The real aim of pooling the data together is for strategic planning and research. Now given that I work as a researcher I understand that in most instances the more data you have the better your results will be. While I'm not a medical researcher I have, over the last few years, been involved in a number of large projects which have involved limited access to medical records of individual patients. So in theory, I should, eventually, benefit from this programme as there will be more data available not just to medical researchers but to people like me (for those who don't know I'm a Natural Language Processing researcher) who can also help society; just a few of the projects I've worked on, or know about, have ensured that prescription information is accurately recorded, have helped to find a new cause for cancer, and have built a system that can predict suicide attempts from medical notes. In all cases access to the medical records have been strictly controlled (the number of hoops you have to jump through can be insane) and for good reason. These documents contain a large amount of very personal information. All the data I have seen has either been from patients who have opted-in to a study (like the cancer work) or has been used on a purely non-commercial basis.
I certainly have no problem with opt-in medical studies and research within a hospital to improve patient care seems a worthwhile use of data. Selling data to outside companies, however, seems to cross a line. I'm sure that large pharmaceutical companies have strict controls in place over data, but the wider you share things the harder it is to control. And anyway, why should the Health and Social Care Information Centre (HSCIC -- the people who will collect and hold the data) be allowed to make money by selling your data? If you asked HSCIC they will of course tell you that in most cases the data they release or sell will be fully annonymized.

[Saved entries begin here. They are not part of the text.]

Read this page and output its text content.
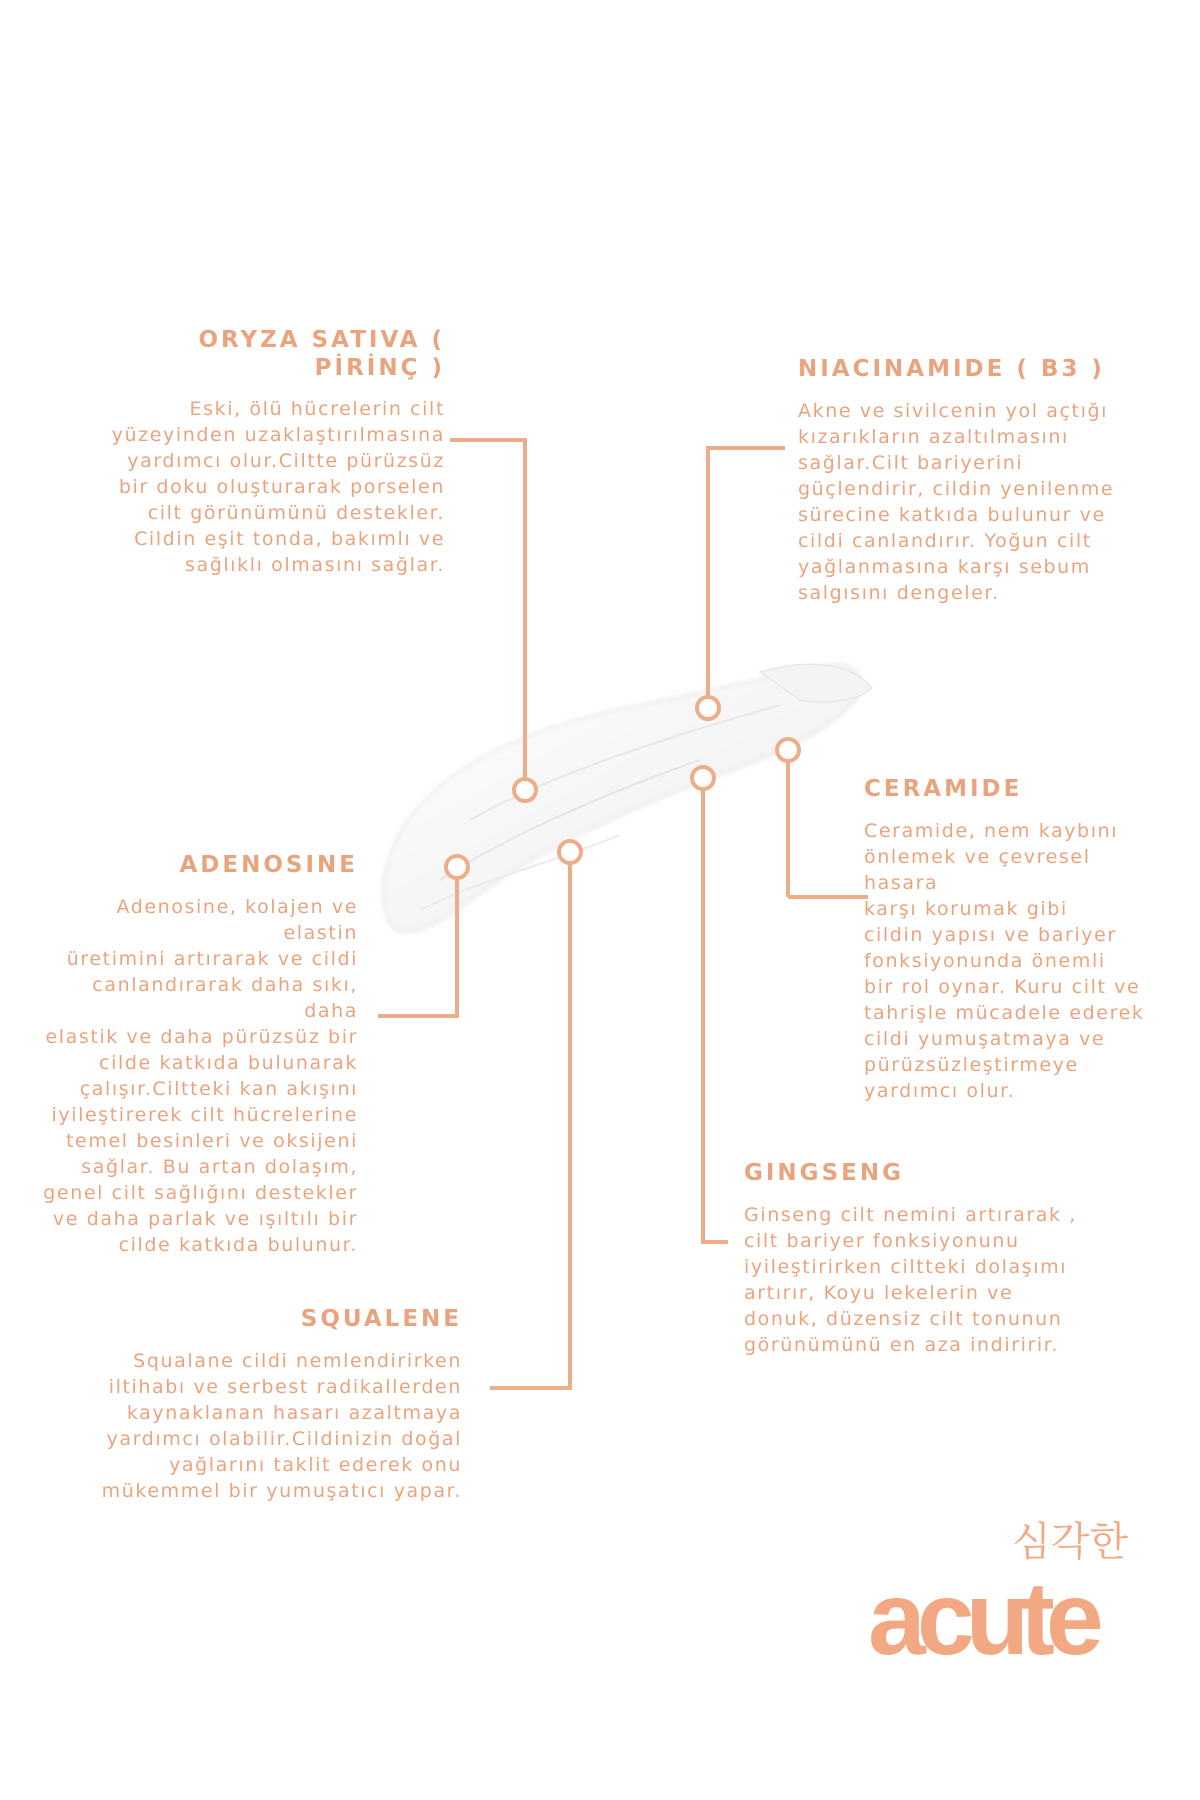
ORYZA SATIVA ( PİRİNÇ )

Eski, ölü hücrelerin cilt
yüzeyinden uzaklaştırılmasına
yardımcı olur.Ciltte pürüzsüz
bir doku oluşturarak porselen
cilt görünümünü destekler.
Cildin eşit tonda, bakımlı ve
sağlıklı olmasını sağlar.

NIACINAMIDE ( B3 )

Akne ve sivilcenin yol açtığı
kızarıkların azaltılmasını
sağlar.Cilt bariyerini
güçlendirir, cildin yenilenme
sürecine katkıda bulunur ve
cildi canlandırır. Yoğun cilt
yağlanmasına karşı sebum
salgısını dengeler.

CERAMIDE

Ceramide, nem kaybını
önlemek ve çevresel hasara
karşı korumak gibi
cildin yapısı ve bariyer
fonksiyonunda önemli
bir rol oynar. Kuru cilt ve
tahrişle mücadele ederek
cildi yumuşatmaya ve
pürüzsüzleştirmeye
yardımcı olur.

ADENOSINE

Adenosine, kolajen ve elastin
üretimini artırarak ve cildi
canlandırarak daha sıkı, daha
elastik ve daha pürüzsüz bir
cilde katkıda bulunarak
çalışır.Ciltteki kan akışını
iyileştirerek cilt hücrelerine
temel besinleri ve oksijeni
sağlar. Bu artan dolaşım,
genel cilt sağlığını destekler
ve daha parlak ve ışıltılı bir
cilde katkıda bulunur.

GINGSENG

Ginseng cilt nemini artırarak ,
cilt bariyer fonksiyonunu
iyileştirirken ciltteki dolaşımı
artırır, Koyu lekelerin ve
donuk, düzensiz cilt tonunun
görünümünü en aza indiririr.

SQUALENE

Squalane cildi nemlendirirken
iltihabı ve serbest radikallerden
kaynaklanan hasarı azaltmaya
yardımcı olabilir.Cildinizin doğal
yağlarını taklit ederek onu
mükemmel bir yumuşatıcı yapar.

심각한
acute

I certainly have no problem with releasing population statistics like the percentage of the country who suffered from flu last year. I can see that that is useful information and can in no way lead back to me, if I had flu or not. The problem with handling individual medical records is that they are often very private, and the details have been shared knowing that they are treated confidentially. By the time I see a medical record when doing research, they should have been annoymized (like the majority of HSCIC releases will be) to ensure that I can't work out who the patient is. This usually involves removing name, date of birth, address, etc. Unfortunately there are two problems with this. Firstly no matter how hard you try to annoymize a data set, it is often possible to reverse this and to uncover the people involved; two large examples of this are the AOL search dataset, and the Netflix Prize dataset. The more important problem though is that large scale annoymization is usually done automatically, and like any automatic system it will fail and some of the worst instances of this I have seen were actually in medical records. The worst case I ever saw was a large set of notes in which the names of the patients had been correctly removed throughout. Unfortunately these were letters and notes regarding social care and in many cases the names of other family members, including the patients spouse, had not been removed.

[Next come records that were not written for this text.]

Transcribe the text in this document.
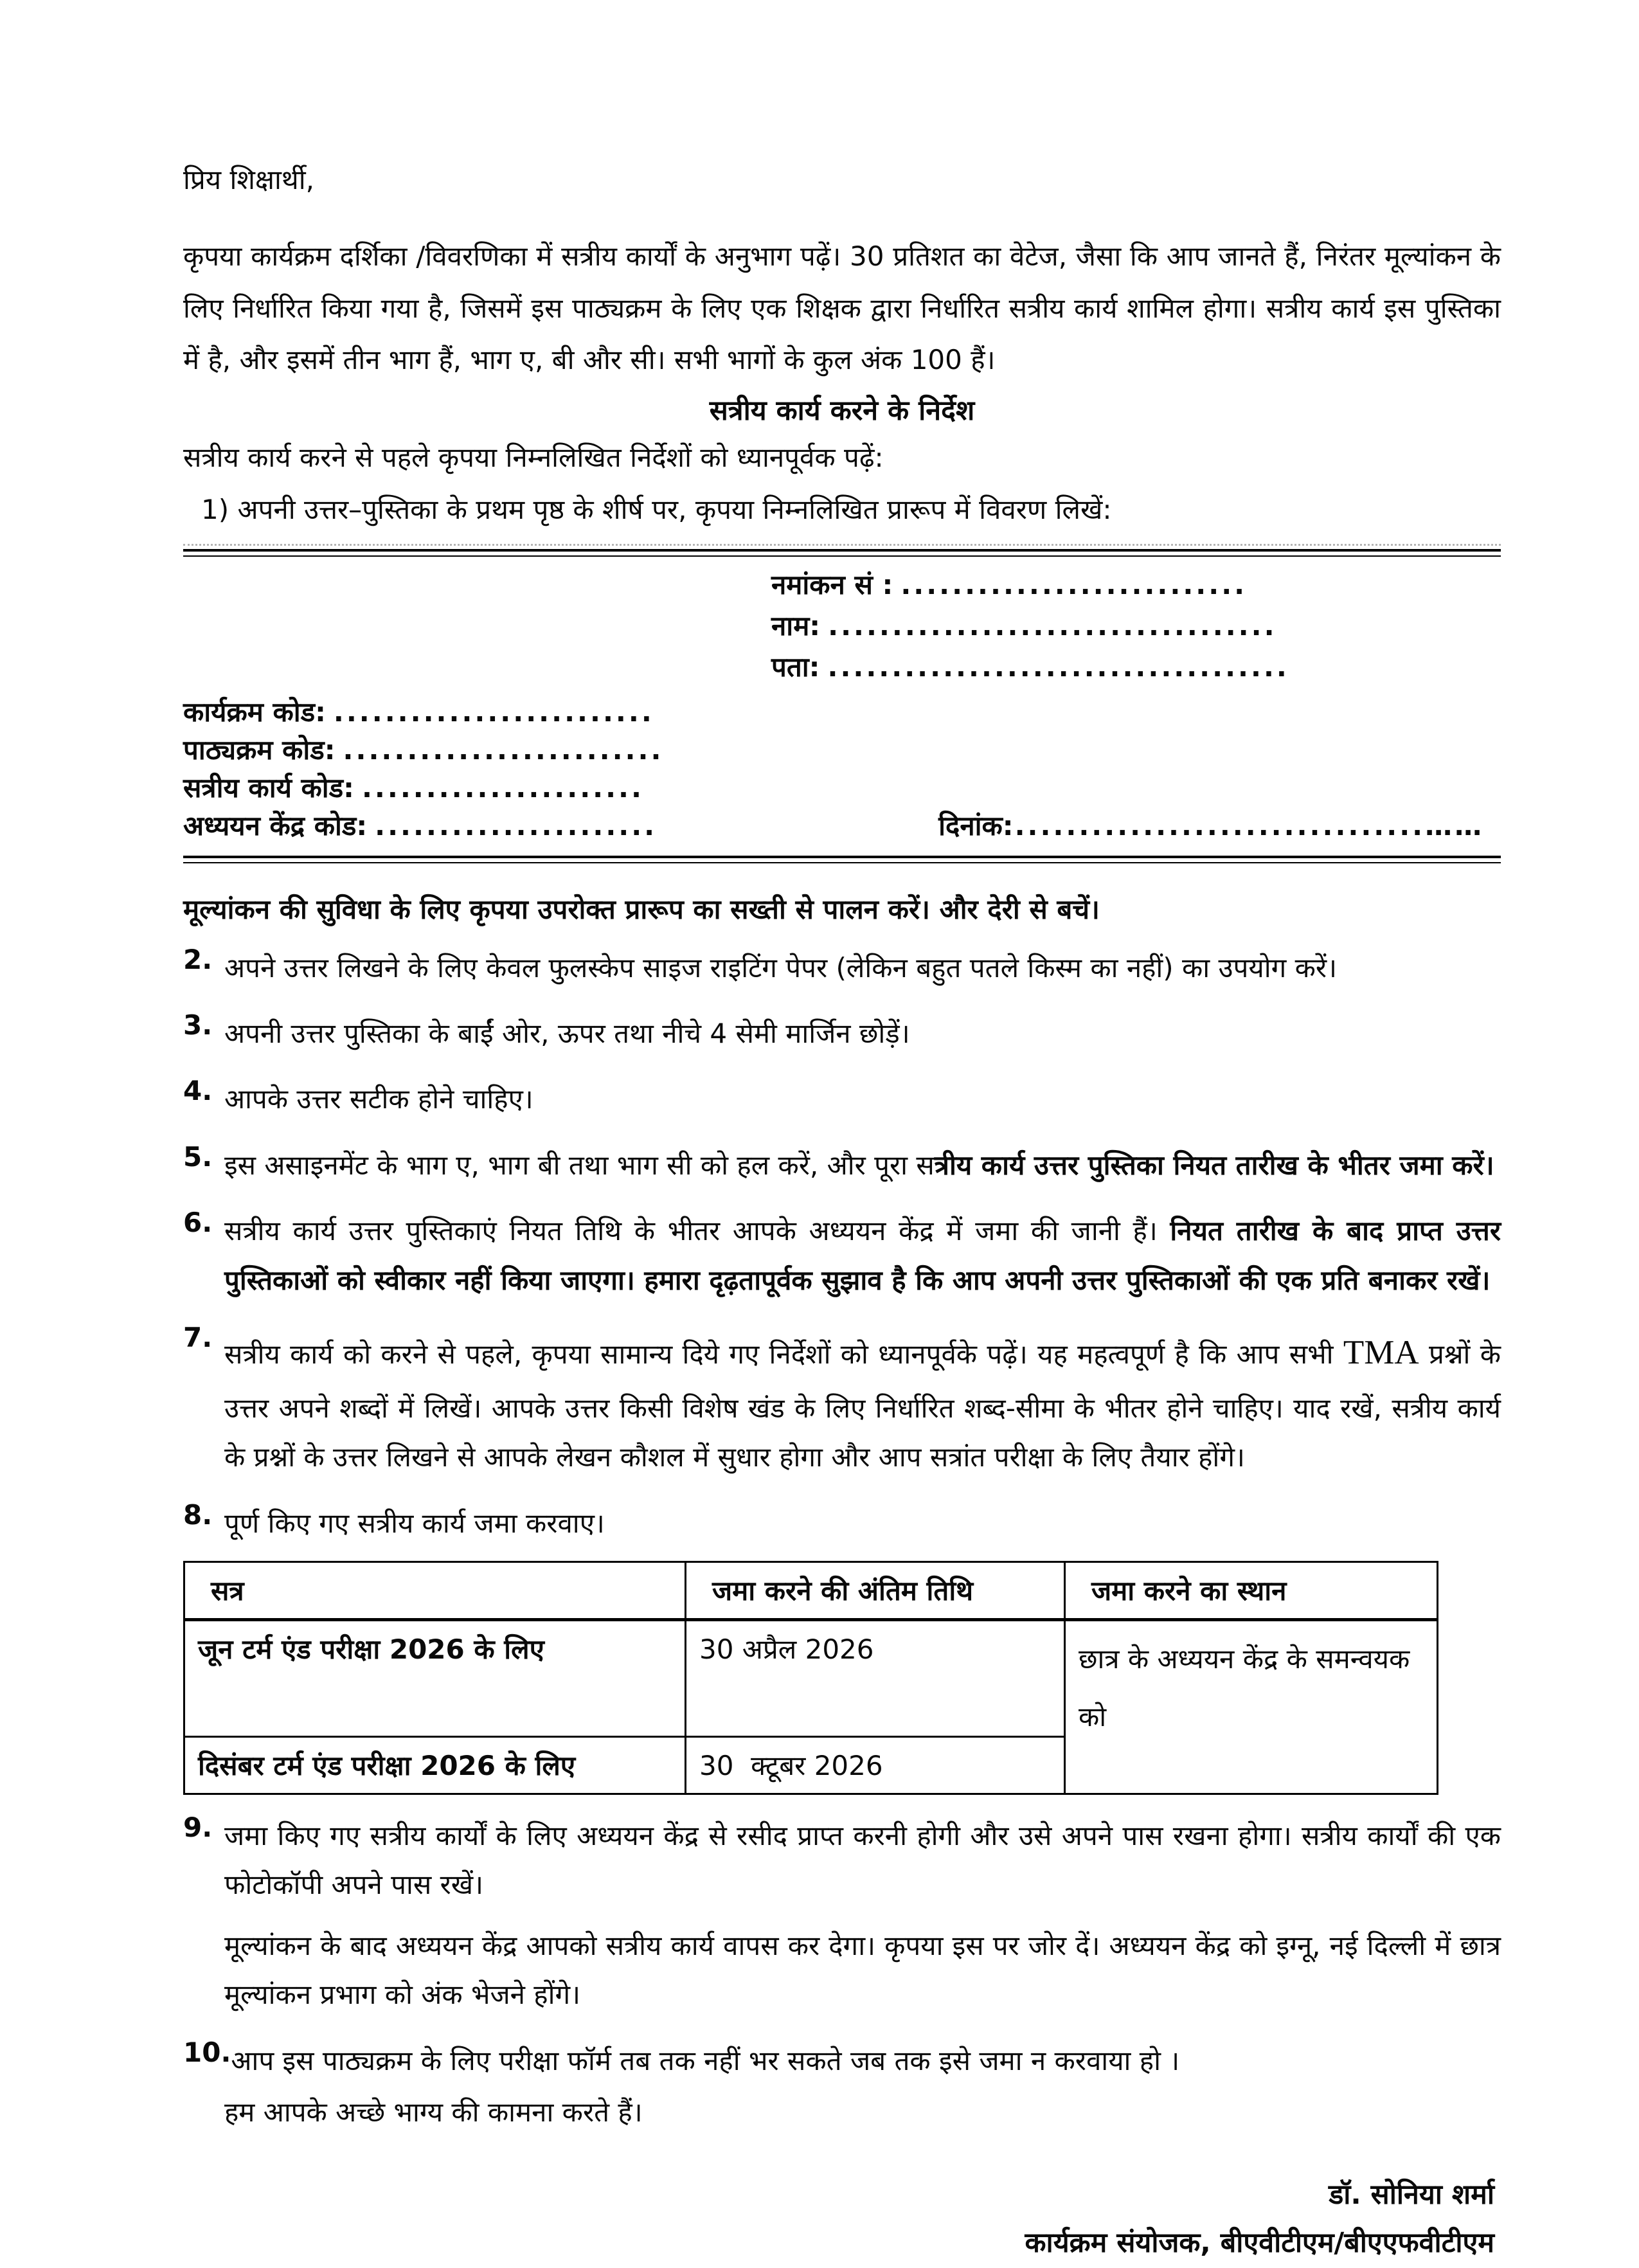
प्रिय शिक्षार्थी,

कृपया कार्यक्रम दर्शिका /विवरणिका में सत्रीय कार्यों के अनुभाग पढ़ें। 30 प्रतिशत का वेटेज, जैसा कि आप जानते हैं, निरंतर मूल्यांकन के लिए निर्धारित किया गया है, जिसमें इस पाठ्यक्रम के लिए एक शिक्षक द्वारा निर्धारित सत्रीय कार्य शामिल होगा। सत्रीय कार्य इस पुस्तिका में है, और इसमें तीन भाग हैं, भाग ए, बी और सी। सभी भागों के कुल अंक 100 हैं।

सत्रीय कार्य करने के निर्देश
सत्रीय कार्य करने से पहले कृपया निम्नलिखित निर्देशों को ध्यानपूर्वक पढ़ें:
1) अपनी उत्तर–पुस्तिका के प्रथम पृष्ठ के शीर्ष पर, कृपया निम्नलिखित प्रारूप में विवरण लिखें:
नमांकन सं : ...........................
नाम: ...................................
पता: ....................................
कार्यक्रम कोड: .........................
पाठ्यक्रम कोड: .........................
सत्रीय कार्य कोड: ......................
अध्ययन केंद्र कोड: ......................	दिनांक:................................……
मूल्यांकन की सुविधा के लिए कृपया उपरोक्त प्रारूप का सख्ती से पालन करें। और देरी से बचें।
2. अपने उत्तर लिखने के लिए केवल फुलस्केप साइज राइटिंग पेपर (लेकिन बहुत पतले किस्म का नहीं) का उपयोग करें।
3. अपनी उत्तर पुस्तिका के बाईं ओर, ऊपर तथा नीचे 4 सेमी मार्जिन छोड़ें।
4. आपके उत्तर सटीक होने चाहिए।
5. इस असाइनमेंट के भाग ए, भाग बी तथा भाग सी को हल करें, और पूरा सत्रीय कार्य उत्तर पुस्तिका नियत तारीख के भीतर जमा करें।
6. सत्रीय कार्य उत्तर पुस्तिकाएं नियत तिथि के भीतर आपके अध्ययन केंद्र में जमा की जानी हैं। नियत तारीख के बाद प्राप्त उत्तर पुस्तिकाओं को स्वीकार नहीं किया जाएगा। हमारा दृढ़तापूर्वक सुझाव है कि आप अपनी उत्तर पुस्तिकाओं की एक प्रति बनाकर रखें।
7.
सत्रीय कार्य को करने से पहले, कृपया सामान्य दिये गए निर्देशों को ध्यानपूर्वके पढ़ें। यह महत्वपूर्ण है कि आप सभी TMA प्रश्नों के उत्तर अपने शब्दों में लिखें। आपके उत्तर किसी विशेष खंड के लिए निर्धारित शब्द-सीमा के भीतर होने चाहिए। याद रखें, सत्रीय कार्य के प्रश्नों के उत्तर लिखने से आपके लेखन कौशल में सुधार होगा और आप सत्रांत परीक्षा के लिए तैयार होंगे।
8. पूर्ण किए गए सत्रीय कार्य जमा करवाए।
सत्र	जमा करने की अंतिम तिथि	जमा करने का स्थान
जून टर्म एंड परीक्षा 2026 के लिए	30 अप्रैल 2026	छात्र के अध्ययन केंद्र के समन्वयक को
दिसंबर टर्म एंड परीक्षा 2026 के लिए	30  क्टूबर 2026	
9. जमा किए गए सत्रीय कार्यों के लिए अध्ययन केंद्र से रसीद प्राप्त करनी होगी और उसे अपने पास रखना होगा। सत्रीय कार्यों की एक फोटोकॉपी अपने पास रखें।

मूल्यांकन के बाद अध्ययन केंद्र आपको सत्रीय कार्य वापस कर देगा। कृपया इस पर जोर दें। अध्ययन केंद्र को इग्नू, नई दिल्ली में छात्र मूल्यांकन प्रभाग को अंक भेजने होंगे।

10. आप इस पाठ्यक्रम के लिए परीक्षा फॉर्म तब तक नहीं भर सकते जब तक इसे जमा न करवाया हो ।
हम आपके अच्छे भाग्य की कामना करते हैं।
डॉ. सोनिया शर्मा
कार्यक्रम संयोजक, बीएवीटीएम/बीएएफवीटीएम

So, as the title of this post suggests, I'm torn. On one side I know from first hand experience that the data the HSCIC wants to collect can be extremely useful, while on the other hand I know that keeping it secure can be very difficult. Added to this, while I might be happy for the NHS to internally use this data for research I'm not convinced it should be sold to commercial third parties, however strict the conditions on its use might be. For example, are we talking about selling to pharmaceutical companies for research or advertising?

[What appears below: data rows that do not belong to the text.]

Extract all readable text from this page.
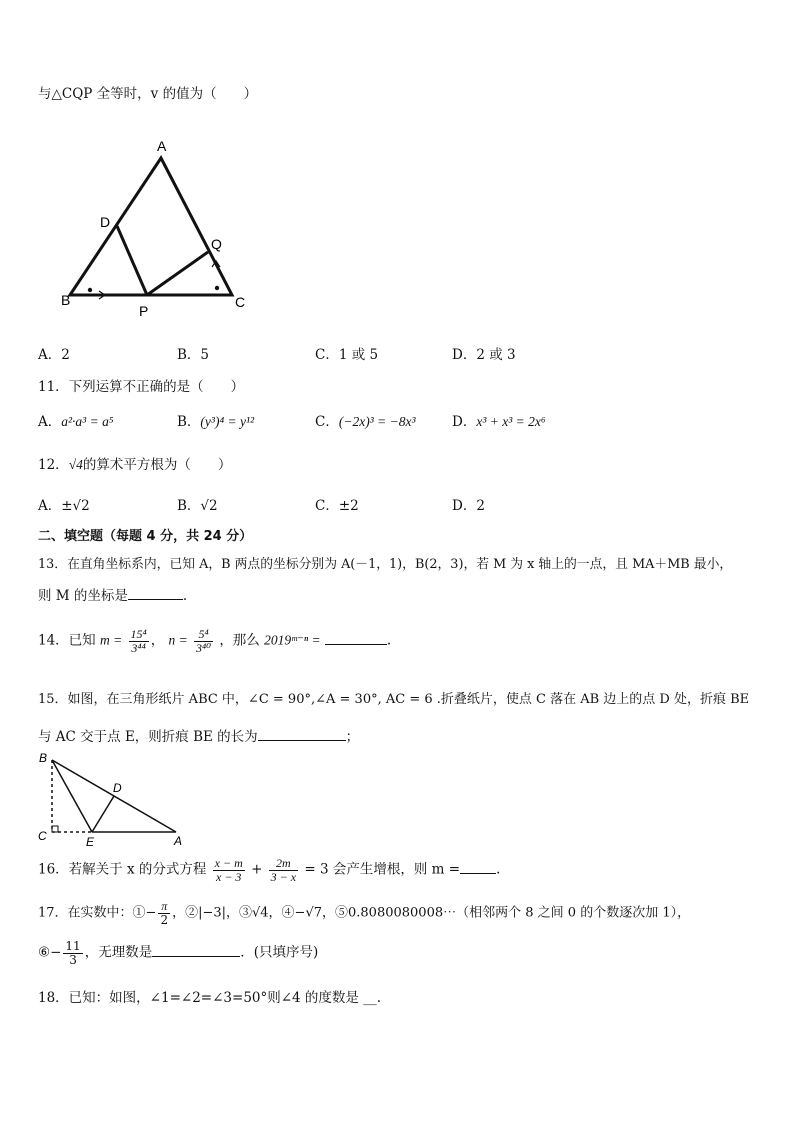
与△CQP 全等时，v 的值为（　　）
A
D
Q
B
P
C
A．2	B．5	C．1 或 5	D．2 或 3
11．下列运算不正确的是（　　）
A．a²·a³ = a⁵	B．(y³)⁴ = y¹²	C．(−2x)³ = −8x³	D．x³ + x³ = 2x⁶
12．√4的算术平方根为（　　）
A．±√2	B．√2	C．±2	D．2
二、填空题（每题 4 分，共 24 分）
13．在直角坐标系内，已知 A，B 两点的坐标分别为 A(－1，1)，B(2，3)，若 M 为 x 轴上的一点，且 MA＋MB 最小，
则 M 的坐标是	.
14．已知 $m = \frac{\text{15⁴}}{\text{3⁴⁴}}$ ， $n = \frac{\text{5⁴}}{\text{3⁴⁰}}$ ，那么 2019ᵐ⁻ⁿ =	.
15．如图，在三角形纸片 ABC 中，∠C = 90°,∠A = 30°, AC = 6 .折叠纸片，使点 C 落在 AB 边上的点 D 处，折痕 BE
与 AC 交于点 E，则折痕 BE 的长为	；
B
D
C	E	A
16．若解关于 x 的分式方程 $\frac{x - m}{x - 3} + \frac{2m}{3 - x} = 3$ 会产生增根，则 m =	.
17．在实数中：①− $\frac{\pi}{2}$ ，②|−3|，③√4，④−√7，⑤0.8080080008⋯（相邻两个 8 之间 0 的个数逐次加 1），
⑥− $\frac{11}{3}$ ，无理数是	．(只填序号)
18．已知：如图，∠1=∠2=∠3=50°则∠4 的度数是 __.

I've still not made a final decision on what to do about my own records, but I thought some of you might find this post an interesting reflection from both sides of the fence. Unfortunately the leaflet that was sent out didn't actually include an opt-out form. If you do decide you want to opt-out then you don't need to make a GP appointment (that would be a serious waste of the GPs time), all you need to do is send them a letter explaining that you don't want your records included, and there even a couple of websites (here and here) that have form letters you can use to make the process easy.